A Pemberton, British Columbia, young-un blazes a trail for mountain millennials. By Lisa Richardson.

Sam McKoy didn’t last long in engineering school. As it turns out, he’d rather be designing soul-fuelling backcountry ski trips for the nature-deprived than sitting in a classroom or an office crunching out formulae. So, when the 17-year-old from Pemberton, British Columbia, walked out of university and into a temporary gig shovelling snow and helping out at a backcountry lodge, he walked right into his element.

Now 25, McKoy is a hiking guide, one of the youngest people to qualify as an Association of Canadian Mountain Guides ski guide, and a science undergrad studying the inter-relationship between tourism, land management, outdoor education and Indigenous studies. He is a suggestion that millennials might, instead of being the generation everyone rolls their eyes at, be leading a movement to reconnect and restore our broken relationship with the natural world.

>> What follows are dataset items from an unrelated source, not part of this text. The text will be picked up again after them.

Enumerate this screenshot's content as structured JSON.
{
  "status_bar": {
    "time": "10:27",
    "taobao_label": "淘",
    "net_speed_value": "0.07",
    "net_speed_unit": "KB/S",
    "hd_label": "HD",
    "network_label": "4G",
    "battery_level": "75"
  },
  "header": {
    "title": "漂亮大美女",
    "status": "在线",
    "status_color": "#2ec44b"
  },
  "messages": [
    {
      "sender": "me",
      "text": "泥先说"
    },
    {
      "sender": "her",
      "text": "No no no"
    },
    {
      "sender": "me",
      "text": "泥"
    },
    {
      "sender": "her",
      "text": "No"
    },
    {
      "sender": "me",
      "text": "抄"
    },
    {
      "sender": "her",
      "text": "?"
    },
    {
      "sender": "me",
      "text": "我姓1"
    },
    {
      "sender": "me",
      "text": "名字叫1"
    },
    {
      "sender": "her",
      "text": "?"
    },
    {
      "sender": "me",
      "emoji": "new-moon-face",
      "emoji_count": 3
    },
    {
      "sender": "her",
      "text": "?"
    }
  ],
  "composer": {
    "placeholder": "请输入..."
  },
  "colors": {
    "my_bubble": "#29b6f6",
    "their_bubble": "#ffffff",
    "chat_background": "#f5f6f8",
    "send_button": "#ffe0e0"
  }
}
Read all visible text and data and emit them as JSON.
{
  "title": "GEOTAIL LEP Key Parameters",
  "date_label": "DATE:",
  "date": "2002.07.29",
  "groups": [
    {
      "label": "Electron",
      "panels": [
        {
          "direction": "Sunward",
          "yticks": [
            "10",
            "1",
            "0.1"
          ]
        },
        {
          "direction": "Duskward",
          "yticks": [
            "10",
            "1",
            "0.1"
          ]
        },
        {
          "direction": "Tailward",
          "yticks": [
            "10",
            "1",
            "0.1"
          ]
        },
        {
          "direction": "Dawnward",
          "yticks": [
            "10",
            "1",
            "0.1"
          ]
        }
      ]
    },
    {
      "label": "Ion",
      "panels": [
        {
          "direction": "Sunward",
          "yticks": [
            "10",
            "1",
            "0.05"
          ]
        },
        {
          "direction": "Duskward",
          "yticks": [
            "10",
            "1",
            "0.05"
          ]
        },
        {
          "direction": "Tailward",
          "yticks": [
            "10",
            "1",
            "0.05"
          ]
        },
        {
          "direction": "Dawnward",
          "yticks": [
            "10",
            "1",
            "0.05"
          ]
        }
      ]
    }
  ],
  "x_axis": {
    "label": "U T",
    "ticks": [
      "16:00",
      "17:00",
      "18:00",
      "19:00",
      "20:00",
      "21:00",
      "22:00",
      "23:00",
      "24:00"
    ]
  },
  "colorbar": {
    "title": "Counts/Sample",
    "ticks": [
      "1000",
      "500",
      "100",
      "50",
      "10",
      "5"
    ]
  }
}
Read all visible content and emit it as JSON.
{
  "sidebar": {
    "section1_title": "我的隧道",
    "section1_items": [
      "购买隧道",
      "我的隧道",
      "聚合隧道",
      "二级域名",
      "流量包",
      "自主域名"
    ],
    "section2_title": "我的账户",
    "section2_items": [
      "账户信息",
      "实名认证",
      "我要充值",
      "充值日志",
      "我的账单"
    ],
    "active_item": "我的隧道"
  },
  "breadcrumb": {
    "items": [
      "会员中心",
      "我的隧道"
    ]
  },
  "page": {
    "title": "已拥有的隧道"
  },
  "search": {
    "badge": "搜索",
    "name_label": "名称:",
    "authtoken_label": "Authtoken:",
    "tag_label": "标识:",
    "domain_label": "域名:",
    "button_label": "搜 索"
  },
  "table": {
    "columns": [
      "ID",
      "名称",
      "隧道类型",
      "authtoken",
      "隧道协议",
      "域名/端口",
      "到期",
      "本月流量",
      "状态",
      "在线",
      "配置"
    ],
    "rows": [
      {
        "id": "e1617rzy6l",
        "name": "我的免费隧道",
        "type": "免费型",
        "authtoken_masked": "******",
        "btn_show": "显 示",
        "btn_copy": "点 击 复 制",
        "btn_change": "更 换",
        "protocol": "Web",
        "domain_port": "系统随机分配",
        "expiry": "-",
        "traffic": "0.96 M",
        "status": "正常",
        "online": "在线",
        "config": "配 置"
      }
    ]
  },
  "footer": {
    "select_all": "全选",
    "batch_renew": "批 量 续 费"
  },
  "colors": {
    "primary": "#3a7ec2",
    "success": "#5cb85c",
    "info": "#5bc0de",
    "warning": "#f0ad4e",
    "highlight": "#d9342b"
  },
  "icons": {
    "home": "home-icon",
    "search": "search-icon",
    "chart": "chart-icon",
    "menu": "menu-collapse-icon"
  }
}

Having explored and traversed some of the wildest expanses of British Columbia, McKoy is keen to help other people do the same. He says his newly developed winter and summer programs, Chilko Basecamps and Ipsoot Journeys, “are designed to foster experiences that allow people to build connections to nature, place and each other.”

At the very least, willing adventurers might reclaim their attention spans and powers of observation, in a way that only slow, sweaty immersive experiences in nature can provide.